The nomads wear long woolen robes called barracans for protection against the hot sun and stinging sandstorms. They wear turbans wound around the head and neck and sandals to guard their feet on the hot ground. They eat dates from oasis palms and cheese made from the milk of goats and camels. Water is a scarce and precious resource. In the markets of the oasis villages people trade wool, hides, and some of their animals for dates, coffee, and manufactured articles (see nomads).

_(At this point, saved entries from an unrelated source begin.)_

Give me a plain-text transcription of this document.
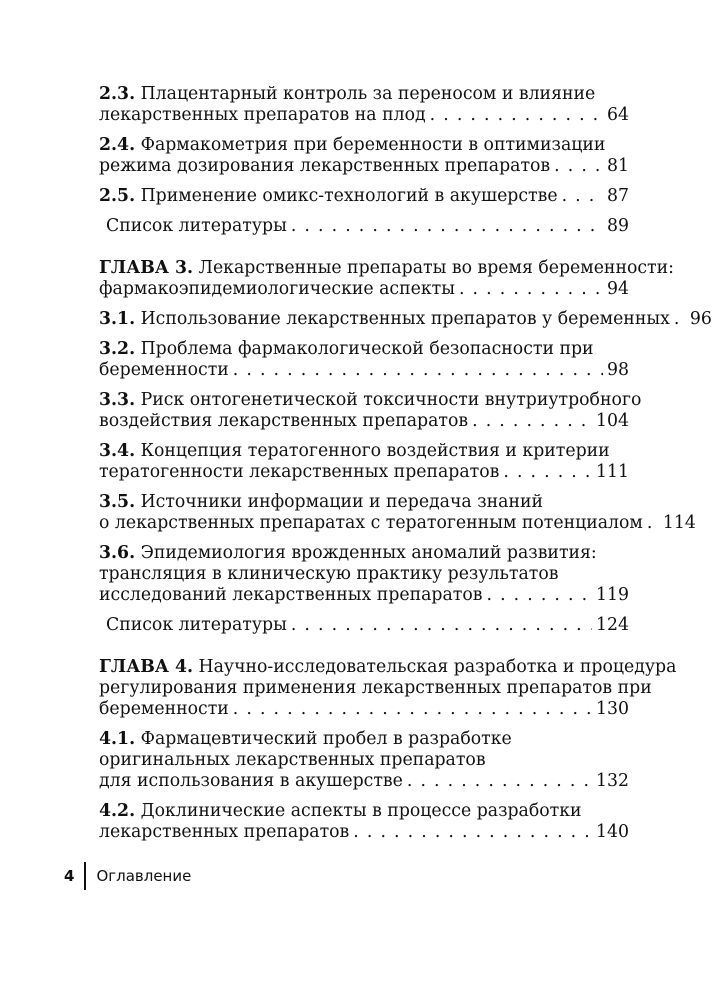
2.3. Плацентарный контроль за переносом и влияние
лекарственных препаратов на плод . . .	64
2.4. Фармакометрия при беременности в оптимизации
режима дозирования лекарственных препаратов . . .	81
2.5. Применение омикс-технологий в акушерстве . . .	87
Список литературы . . .	89
ГЛАВА 3. Лекарственные препараты во время беременности:
фармакоэпидемиологические аспекты . . .	94
3.1. Использование лекарственных препаратов у беременных . . . 96
3.2. Проблема фармакологической безопасности при
беременности . . .	98
3.3. Риск онтогенетической токсичности внутриутробного
воздействия лекарственных препаратов . . .	104
3.4. Концепция тератогенного воздействия и критерии
тератогенности лекарственных препаратов . . .	111
3.5. Источники информации и передача знаний
о лекарственных препаратах с тератогенным потенциалом . . . 114
3.6. Эпидемиология врожденных аномалий развития:
трансляция в клиническую практику результатов
исследований лекарственных препаратов . . .	119
Список литературы . . .	124
ГЛАВА 4. Научно-исследовательская разработка и процедура
регулирования применения лекарственных препаратов при
беременности . . .	130
4.1. Фармацевтический пробел в разработке
оригинальных лекарственных препаратов
для использования в акушерстве . . .	132
4.2. Доклинические аспекты в процессе разработки
лекарственных препаратов . . .	140
4	Оглавление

Through the centuries palm-shaded oases have been ports of call for thirsty caravans. Here they made stops to rest, pasture, and water their camels. Many oases grew into fortified villages. The larger ones have a citylike appearance, with narrow, roofed-over streets and buildings several stories high.
The spread of modern transportation increased after World War II, when the French began exploring and developing the petroleum and gas resources of Algeria. Pipelines were laid to carry the oil to Mediterranean ports. Caravan trails were changed into roads covered with a tar that withstands the heat. Four such roads cross the desert from north to south. Airports were built at the chief oasis towns and at oil and gas fields. In the late 20th century increased urbanization and devastating droughts across the southern Saharan savannas led many Tuareg to abandon their traditional pastoral lifestyles.
Modern Developments
The discovery of petroleum and natural gas reserves in Algeria attracted international interest in exploring and developing the Sahara. Soon other oil and natural gas fields were discovered in Egypt and Libya, and large deposits of such minerals as iron ore, copper, and manganese were found as well. Uranium is widely distributed in the Sahara and has been particularly important in Niger. (See also Algeria; Niger.)

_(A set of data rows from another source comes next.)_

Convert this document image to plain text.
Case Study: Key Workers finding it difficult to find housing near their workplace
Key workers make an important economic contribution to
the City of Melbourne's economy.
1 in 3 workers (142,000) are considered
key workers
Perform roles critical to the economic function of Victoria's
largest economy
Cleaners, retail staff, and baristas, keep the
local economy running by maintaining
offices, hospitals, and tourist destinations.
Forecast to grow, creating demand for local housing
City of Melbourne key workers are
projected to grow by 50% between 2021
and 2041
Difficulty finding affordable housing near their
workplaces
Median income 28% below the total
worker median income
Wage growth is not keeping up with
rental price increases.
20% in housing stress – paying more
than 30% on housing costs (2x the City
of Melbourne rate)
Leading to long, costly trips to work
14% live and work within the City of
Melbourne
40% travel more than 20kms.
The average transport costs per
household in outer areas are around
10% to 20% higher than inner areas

In 1960 France began testing nuclear weapons in the Algerian desert. After protests from African nations, the test site was abandoned. An agreement for Algerian independence, signed on March 18, 1962, included arrangements for joint control over Algerian oil fields and a split of the profits from all petroleum sales. There was large-scale development and population expansion of the Sahara in the 1960s.
A severe drought in the late 1960s and early 1970s, caused by vastly increased numbers of livestock and their subsequent overgrazing of the land, devastated the region's economy. Agricultural programs implemented in the 1980s at the Sabha and Al-Kufrah oases in Libya produced good crops of wheat and fruits.